Lenny Baxter’s flat was in Coningham Road, the basement floor of a large Victorian house. It had its own entrance via the area steps; the flats on the three floors above were reached by the stairs up to the front door.
‘Nice and private for coming and going,’ Swilley remarked.
There was no response at the door and no sound from within. It proved surprisingly easy to break in, however, for although there was a deadlock on the front door, it was not engaged.
‘I wonder why he didn’t lock up properly when he left?’ Slider said. ‘He was obviously careful – serious locks on the windows.’
‘I suppose the woman, whoever she is, was the last to leave and she didn’t bother,’ Swilley said.
The flat was not large. The passage from the front door ran straight to the back. Off it to the left were the sitting room with the window onto the area and a rather dark bedroom, with a tiny windowless bathroom between them. The passage ended in the kitchen, which had a window onto the rear area. There was no access to the garden, and the area had railing round the top of its wall to prevent – or at least discourage – access from the garden. All the window locks were engaged and there was no sign of a break-in.

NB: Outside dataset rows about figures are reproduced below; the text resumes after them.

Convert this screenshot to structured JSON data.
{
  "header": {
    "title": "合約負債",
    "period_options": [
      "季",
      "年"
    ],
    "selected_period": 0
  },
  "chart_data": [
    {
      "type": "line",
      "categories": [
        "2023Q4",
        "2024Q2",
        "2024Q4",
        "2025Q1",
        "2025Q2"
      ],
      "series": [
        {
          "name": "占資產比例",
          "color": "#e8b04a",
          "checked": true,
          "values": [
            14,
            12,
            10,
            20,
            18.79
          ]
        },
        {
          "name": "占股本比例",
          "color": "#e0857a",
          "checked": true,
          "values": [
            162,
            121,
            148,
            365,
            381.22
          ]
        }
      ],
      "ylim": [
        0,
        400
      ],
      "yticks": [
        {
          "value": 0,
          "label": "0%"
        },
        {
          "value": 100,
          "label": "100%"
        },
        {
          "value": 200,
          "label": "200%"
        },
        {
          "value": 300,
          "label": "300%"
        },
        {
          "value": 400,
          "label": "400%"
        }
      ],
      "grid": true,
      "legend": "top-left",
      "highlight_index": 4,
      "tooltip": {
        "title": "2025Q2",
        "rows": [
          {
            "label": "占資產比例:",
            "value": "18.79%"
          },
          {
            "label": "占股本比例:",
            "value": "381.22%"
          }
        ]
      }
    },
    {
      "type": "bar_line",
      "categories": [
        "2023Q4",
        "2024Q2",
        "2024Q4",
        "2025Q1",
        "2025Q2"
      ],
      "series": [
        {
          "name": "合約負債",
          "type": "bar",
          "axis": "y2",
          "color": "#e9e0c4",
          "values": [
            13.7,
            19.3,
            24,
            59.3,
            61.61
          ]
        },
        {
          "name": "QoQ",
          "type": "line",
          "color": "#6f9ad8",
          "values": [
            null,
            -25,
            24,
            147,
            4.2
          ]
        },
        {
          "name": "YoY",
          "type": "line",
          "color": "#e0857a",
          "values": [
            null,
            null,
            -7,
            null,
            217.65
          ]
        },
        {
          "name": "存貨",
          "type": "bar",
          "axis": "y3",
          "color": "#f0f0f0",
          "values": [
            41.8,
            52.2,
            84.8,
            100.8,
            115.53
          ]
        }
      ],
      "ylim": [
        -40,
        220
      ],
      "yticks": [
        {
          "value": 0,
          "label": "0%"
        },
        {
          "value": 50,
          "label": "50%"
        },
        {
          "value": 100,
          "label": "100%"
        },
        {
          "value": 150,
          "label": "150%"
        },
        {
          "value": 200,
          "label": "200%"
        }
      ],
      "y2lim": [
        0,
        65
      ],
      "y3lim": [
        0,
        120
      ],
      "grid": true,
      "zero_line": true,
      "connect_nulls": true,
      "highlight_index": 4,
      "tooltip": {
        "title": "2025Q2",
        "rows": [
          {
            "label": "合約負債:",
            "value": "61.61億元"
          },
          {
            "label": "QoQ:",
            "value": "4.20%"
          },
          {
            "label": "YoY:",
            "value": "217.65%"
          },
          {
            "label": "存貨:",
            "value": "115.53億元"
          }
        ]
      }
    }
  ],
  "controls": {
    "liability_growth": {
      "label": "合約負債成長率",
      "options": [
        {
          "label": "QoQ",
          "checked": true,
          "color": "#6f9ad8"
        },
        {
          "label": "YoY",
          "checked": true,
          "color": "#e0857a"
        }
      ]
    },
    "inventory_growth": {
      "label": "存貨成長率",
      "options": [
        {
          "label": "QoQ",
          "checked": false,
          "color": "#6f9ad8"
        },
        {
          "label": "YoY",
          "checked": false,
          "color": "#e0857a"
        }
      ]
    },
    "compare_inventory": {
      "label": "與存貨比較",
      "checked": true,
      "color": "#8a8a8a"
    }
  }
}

The whole flat was a mess: the occupants plainly had not believed in tidying up. Clothes, papers, dirty crockery: whatever was used seemed to be left where it dropped. But gradually through the casual mess emerged something else: the disorder left by a hasty flight. In the bedroom, drawers had been emptied and most of their contents were missing. A pair of black, flimsy nylon panties lay on the floor halfway to the door and half a pair of sheer black stockings was tangled in the crumpled sheets of the unmade bed, mute witnesses to the hasty packing. The dressing table had marks in the dust to show where toiletries had been swept off it wholesale, and a bottle of eyeliner had fallen down into the limbo between it and the skirting-board.The wardrobe stood open, and there was a suitcase-sized space on the high shelf; one end of the clothes rail was empty, wire hangers were scattered on the floor, and a strappy dress hung askew where it had resisted arrest.